Re: Ethics (was FAI (aka 'Reality Hacking'))

From: Jef Allbright (jef@jefallbright.net)
Date: Mon Jan 31 2005 - 15:06:25 MST


> --- Jef Allbright <jef@jefallbright.net> wrote:
>
>> What morality is: Choices about "right" and "wrong" behavior based on
>> an assumed foundation that extends beyond the individual to the
>> group, and beyond the immediate to the practically eternal, and
>> beyond the situation at hand to classes of situations in general.
>> Morality as so defined and practiced is an illusion leading to
>> apparent paradox, but one that is very commonly accepted and
>> practiced. Most of our current moral foundation is a result of
>> evolutionary processes, promoting survival of the species and the
>> group, without the expense of reasoning through the issues. It
>> worked well for a very long time.
>
> I understand and basically agree with this.
>
>> What morality is becoming: Choices based on local values and
>> circumstances, approximations to what works in the greater reality,
>> providing local efficacy and a valuable source of diversity to the
>> larger group.
>
> I don't understand what you're getting at here.
> What's the difference between this, and the former?
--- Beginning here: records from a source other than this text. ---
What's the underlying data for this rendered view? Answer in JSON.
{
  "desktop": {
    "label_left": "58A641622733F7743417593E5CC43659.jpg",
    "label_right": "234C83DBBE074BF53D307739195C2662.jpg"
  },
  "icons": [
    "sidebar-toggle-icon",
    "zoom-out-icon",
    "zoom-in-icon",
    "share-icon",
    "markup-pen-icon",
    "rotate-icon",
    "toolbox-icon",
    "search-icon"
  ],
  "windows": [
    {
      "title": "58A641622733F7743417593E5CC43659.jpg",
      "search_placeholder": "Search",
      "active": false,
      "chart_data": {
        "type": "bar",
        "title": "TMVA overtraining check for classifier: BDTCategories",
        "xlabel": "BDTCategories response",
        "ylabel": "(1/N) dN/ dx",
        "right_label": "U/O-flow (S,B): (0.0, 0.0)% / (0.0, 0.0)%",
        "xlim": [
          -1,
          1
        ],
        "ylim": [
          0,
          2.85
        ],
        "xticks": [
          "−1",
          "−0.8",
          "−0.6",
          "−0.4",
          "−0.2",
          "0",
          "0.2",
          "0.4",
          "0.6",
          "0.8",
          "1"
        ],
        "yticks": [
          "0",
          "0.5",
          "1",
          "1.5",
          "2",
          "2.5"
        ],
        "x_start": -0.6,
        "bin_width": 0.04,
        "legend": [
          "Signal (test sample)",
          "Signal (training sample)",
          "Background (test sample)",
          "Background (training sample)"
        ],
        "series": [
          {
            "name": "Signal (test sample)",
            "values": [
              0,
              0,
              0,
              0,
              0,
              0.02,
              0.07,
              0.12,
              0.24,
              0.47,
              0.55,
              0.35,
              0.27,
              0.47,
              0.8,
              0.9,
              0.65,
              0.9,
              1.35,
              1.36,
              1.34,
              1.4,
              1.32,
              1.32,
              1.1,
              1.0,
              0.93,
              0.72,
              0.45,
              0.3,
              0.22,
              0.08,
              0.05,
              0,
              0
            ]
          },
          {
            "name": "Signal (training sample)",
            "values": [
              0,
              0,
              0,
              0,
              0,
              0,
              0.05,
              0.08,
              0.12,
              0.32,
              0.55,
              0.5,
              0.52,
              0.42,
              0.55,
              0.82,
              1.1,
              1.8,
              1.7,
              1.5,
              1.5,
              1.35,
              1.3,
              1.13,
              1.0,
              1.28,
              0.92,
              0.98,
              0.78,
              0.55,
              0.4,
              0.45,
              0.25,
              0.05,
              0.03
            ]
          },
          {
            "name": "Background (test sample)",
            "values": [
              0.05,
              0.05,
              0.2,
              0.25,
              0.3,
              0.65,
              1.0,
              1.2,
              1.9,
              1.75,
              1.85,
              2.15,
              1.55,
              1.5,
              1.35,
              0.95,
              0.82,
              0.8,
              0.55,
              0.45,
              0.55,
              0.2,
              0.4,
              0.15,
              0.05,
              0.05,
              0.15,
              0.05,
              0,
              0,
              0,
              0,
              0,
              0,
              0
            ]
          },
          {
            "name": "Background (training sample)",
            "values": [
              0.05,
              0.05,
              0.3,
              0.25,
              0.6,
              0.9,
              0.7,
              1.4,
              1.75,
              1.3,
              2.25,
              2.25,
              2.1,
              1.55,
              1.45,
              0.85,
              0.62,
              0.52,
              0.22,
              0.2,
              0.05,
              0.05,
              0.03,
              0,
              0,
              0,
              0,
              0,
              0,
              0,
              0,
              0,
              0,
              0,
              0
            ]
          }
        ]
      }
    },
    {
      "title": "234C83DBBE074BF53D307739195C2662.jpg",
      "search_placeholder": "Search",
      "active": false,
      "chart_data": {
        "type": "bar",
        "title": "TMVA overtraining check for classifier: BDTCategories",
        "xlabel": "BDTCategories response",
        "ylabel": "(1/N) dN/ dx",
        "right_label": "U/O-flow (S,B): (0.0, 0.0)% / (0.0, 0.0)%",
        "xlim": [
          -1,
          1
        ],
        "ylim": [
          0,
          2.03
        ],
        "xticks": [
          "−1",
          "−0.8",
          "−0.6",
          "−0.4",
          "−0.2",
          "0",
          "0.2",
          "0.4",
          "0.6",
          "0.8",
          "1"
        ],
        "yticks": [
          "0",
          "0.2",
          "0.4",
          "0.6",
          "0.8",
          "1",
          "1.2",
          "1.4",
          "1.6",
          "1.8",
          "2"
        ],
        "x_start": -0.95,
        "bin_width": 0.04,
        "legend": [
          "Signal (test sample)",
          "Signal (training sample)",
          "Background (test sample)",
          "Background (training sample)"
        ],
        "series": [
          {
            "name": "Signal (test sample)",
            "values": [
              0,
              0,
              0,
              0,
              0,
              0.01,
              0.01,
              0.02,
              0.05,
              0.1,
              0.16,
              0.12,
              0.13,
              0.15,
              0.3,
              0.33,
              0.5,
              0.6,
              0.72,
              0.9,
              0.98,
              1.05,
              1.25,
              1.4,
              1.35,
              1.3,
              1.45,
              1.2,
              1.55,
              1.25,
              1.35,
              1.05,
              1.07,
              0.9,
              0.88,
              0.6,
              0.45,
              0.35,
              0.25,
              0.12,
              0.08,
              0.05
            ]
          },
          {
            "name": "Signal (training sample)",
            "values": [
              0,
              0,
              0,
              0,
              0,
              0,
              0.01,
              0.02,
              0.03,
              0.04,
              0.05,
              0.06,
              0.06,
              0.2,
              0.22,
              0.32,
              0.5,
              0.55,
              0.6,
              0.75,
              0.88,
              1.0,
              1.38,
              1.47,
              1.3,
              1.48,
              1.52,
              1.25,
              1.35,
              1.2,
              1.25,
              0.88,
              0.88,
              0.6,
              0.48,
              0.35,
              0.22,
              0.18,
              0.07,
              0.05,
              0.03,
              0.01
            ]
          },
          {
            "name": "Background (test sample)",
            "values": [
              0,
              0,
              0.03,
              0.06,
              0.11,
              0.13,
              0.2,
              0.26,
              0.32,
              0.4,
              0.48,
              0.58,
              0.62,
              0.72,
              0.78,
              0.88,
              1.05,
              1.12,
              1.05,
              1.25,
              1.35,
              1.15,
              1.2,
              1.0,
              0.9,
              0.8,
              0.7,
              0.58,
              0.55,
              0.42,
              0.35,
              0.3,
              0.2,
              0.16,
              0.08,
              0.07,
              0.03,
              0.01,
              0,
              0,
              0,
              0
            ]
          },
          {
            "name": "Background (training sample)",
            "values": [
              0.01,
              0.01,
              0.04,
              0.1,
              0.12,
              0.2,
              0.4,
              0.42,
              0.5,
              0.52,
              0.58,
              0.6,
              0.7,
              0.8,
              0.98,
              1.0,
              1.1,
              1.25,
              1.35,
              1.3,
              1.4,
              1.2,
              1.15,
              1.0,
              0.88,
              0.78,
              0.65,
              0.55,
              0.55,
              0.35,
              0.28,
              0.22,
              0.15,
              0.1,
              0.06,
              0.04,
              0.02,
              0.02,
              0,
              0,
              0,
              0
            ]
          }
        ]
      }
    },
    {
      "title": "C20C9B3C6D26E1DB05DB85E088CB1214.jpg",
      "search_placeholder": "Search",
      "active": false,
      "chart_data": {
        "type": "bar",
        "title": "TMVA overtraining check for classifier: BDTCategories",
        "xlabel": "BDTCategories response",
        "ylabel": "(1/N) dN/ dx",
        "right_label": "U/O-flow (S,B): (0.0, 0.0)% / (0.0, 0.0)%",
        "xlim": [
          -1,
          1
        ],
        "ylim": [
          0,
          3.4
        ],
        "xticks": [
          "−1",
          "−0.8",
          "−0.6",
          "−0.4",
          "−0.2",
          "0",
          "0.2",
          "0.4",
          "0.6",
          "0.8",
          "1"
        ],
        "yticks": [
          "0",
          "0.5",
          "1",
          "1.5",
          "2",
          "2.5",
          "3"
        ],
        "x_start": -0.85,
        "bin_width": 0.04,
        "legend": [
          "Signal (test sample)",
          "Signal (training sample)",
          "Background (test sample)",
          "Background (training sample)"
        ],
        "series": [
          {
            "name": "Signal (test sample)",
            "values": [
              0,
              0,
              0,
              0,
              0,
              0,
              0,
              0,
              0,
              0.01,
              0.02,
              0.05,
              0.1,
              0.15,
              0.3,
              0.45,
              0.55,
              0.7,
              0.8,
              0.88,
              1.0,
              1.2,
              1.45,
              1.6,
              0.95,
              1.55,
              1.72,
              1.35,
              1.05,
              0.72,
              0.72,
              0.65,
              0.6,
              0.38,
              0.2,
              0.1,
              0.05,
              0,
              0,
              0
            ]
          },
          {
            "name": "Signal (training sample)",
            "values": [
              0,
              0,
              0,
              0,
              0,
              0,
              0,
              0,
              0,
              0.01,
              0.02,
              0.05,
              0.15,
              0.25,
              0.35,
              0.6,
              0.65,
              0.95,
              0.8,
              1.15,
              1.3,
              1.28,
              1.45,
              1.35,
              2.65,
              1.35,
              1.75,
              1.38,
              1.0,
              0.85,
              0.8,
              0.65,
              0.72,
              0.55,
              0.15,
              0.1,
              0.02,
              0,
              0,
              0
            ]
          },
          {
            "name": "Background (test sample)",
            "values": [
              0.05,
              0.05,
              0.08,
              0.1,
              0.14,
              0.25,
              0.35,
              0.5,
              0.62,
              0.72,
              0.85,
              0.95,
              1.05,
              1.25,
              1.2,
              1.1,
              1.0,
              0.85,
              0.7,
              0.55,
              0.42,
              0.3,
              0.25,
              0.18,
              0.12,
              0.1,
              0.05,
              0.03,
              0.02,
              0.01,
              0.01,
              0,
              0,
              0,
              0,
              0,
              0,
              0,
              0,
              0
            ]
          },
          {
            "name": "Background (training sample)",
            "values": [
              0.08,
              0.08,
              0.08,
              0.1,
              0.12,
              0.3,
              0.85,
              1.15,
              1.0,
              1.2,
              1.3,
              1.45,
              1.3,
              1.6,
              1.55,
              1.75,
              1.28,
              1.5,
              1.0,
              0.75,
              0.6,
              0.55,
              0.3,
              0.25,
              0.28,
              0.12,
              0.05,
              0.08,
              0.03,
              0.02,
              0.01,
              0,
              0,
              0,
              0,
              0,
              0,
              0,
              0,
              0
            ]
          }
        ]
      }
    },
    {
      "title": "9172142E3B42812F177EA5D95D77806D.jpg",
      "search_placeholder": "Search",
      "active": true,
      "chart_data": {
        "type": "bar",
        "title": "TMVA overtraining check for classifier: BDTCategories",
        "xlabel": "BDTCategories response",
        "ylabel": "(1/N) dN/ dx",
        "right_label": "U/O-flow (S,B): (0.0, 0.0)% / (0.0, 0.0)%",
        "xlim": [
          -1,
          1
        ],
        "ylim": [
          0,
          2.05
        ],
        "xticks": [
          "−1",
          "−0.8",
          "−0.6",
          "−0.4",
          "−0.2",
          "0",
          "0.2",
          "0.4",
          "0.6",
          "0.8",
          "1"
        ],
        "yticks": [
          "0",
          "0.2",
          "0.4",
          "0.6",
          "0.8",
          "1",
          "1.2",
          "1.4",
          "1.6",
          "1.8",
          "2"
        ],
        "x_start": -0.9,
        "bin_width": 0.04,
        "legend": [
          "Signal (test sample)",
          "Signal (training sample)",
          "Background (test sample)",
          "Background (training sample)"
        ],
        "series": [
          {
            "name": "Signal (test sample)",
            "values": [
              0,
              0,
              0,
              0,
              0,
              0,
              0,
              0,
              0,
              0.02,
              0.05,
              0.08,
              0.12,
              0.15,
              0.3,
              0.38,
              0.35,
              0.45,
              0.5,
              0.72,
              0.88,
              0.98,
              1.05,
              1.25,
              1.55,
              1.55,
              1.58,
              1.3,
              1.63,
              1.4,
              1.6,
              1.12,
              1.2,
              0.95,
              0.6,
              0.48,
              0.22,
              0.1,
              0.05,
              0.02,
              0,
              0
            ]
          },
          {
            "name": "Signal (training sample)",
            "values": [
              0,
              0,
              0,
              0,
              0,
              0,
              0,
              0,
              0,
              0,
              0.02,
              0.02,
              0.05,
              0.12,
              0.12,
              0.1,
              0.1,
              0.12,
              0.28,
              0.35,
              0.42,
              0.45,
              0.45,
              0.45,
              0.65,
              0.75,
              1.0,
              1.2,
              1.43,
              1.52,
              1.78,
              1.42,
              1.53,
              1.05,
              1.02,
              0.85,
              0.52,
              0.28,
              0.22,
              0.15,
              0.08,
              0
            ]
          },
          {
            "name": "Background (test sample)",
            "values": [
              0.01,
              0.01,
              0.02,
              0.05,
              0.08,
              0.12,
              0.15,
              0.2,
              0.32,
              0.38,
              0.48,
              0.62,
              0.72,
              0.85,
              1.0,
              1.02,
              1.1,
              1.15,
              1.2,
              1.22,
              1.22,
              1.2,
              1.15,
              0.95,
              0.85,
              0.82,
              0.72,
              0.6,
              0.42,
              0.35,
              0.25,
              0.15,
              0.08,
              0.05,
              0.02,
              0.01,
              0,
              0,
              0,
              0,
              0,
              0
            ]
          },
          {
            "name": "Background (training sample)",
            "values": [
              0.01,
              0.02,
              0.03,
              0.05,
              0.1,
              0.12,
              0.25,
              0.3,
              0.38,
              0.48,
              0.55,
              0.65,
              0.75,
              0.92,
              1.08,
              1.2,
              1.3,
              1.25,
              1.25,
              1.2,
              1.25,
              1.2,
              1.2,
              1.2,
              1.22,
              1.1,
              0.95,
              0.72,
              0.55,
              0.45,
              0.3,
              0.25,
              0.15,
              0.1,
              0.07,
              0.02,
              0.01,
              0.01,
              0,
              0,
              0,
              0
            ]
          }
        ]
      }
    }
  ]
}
I didn't make it very clear that the former is moral decision-making on
a foundation of relatively obsolete evolved mechanisms with the
assumption that they are to be applied universally to all agents, times,
and instances.

The latter is about decision making with awareness and consideration
that effective choices will be crafted to meet local and specific needs
while being only a approximation of universal truths, and that there is
always a greater context to be considered.

>
>> Overview: Just as with the thermodynamic "arrow of time", there is an
>> analogous "arrow of morality" by which that which works (and is
>> therefore seen as good) within local contexts will tend in the
>> direction of that which works within a larger context as the local
>> contexts combine to form larger contexts of interaction. This is a
>> true relationship between physics and morality.
>
> I think there are two wrong assumptions in your
> idea that this occurs and that it makes morality
> more objective.
>
> 1. You assume that morality that works in a larger
> system is more objective than morality that works in
> a smaller system. I don't think so. Most of what
> we regard as moral behavior, in fact (generally,
> everything involving reciprocity), is more adaptive
> in small communities. Moving to a larger system
> may simply destroy the evolutionary stability of
> a complex moral system and replace it with a
> simpler one. In any case, there's no reason to
> believe that the new system is more objective.

I agree that our current notions of morality based on evolved mechanisms
tend to remain most effective in smaller communities.

My point is that smaller communities face increasing pressure to merge
with others, with increasing occurrence of conventionally held moral
beliefs being tested against each other, and the tendency is for those
which reflect a more accurate model of reality to be selected for their
greater utility.

>
> 2. You assume that social systems naturally become
> more complex as time goes on. I have two objections
> to this:
>
> A) Societies seem to follow a growth-boom-crash
> pattern; there may very well be tendencies for
> societies to become less stable as they become more
> complex, making crash inevitable. This has been
> a popular idea at least since Rousseau. It is
> usually stated in terms of "moral decay". So all
> those people would disagree with any notion that
> increasing complexity leads to a betterment of
> morals. (I suppose betterment = becoming more
> objective.)
>
> B) See Stephen Gould's book /Full House/. The
> entire book is a debunking of the idea that
> evolution causes systems to become more complex
> over time. Gould claims, with much data to back
> him up, that evolution is a random walk, and that
> there is no tendency for species to increase in
> complexity over time. The distribution of species
> complexity may grow wider over time, but that is
> only because there is a limiting "left-wall"
> minimal level of complexity below which a species
> cannot go. This makes species complexity a
> one-dimensional random walk with a left boundary.
>

I see that Eliezer already responded to this, in agreement with my own
assessment of Gould as well as the reference to accretion of additional
adaptive functions by organisms until they reach a particular metastable
point. I would add only that I see the evolutionary pressure on human
societies rapidly increasing, rather than reaching stability any time soon.